There doesn’t seem to be a surefire ‘can’t miss’ in the coaching cradle that is the AAC. Charlie Strong was a bounceback candidate but has South Florida punching below its weight. Neal Brown at Troy is dominating the Sun Belt again, but hiring him would feel eerily similar to the path that led us here in the first place. Utah State’s Matt Wells, a guy our Jacob Cowden mentioned on episode 2.10 of the Weekly Tar Heel Podcast, is intriguing, but has no East Coast ties.

Could the Heels lure Fleck or Campbell away? Brohm to Louisville seems fait accompli. A quick look at high-profile coordinators yields LSU’s Dave Aranda and Clemson’s Brent Venables— both of whom make over $2,000,000 a year and seem content only being responsible for half of a program.

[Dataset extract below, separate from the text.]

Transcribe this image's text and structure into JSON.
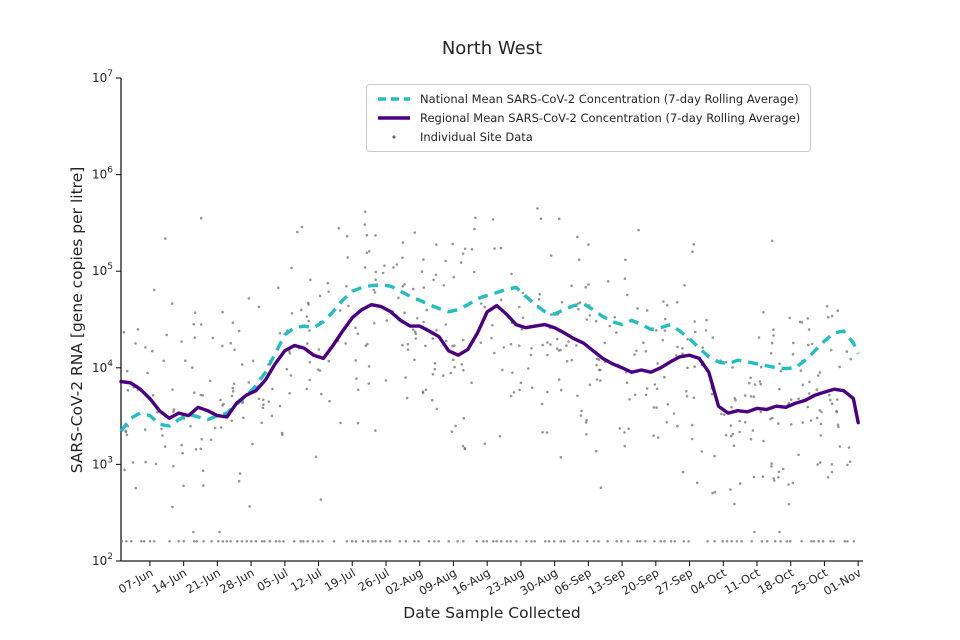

There is a very narrow path that could convince me another to-the-studs rehab job makes Fedora’s outlook a positive one— and its ugly. Two new coordinator hires, along with strength and conditioning, would have to be made. There’s not much precedent for coaches voluntarily moving their families into a trash fire, but the staff reimagined with (I’m seriously not advocating this) Kendall Briles at OC and a similarly successful counterpart on defense would allow the team to at least reach its 7-win floor* in 2019.

*Notice I said 7-win floor? That was a reasonable expectation for this year.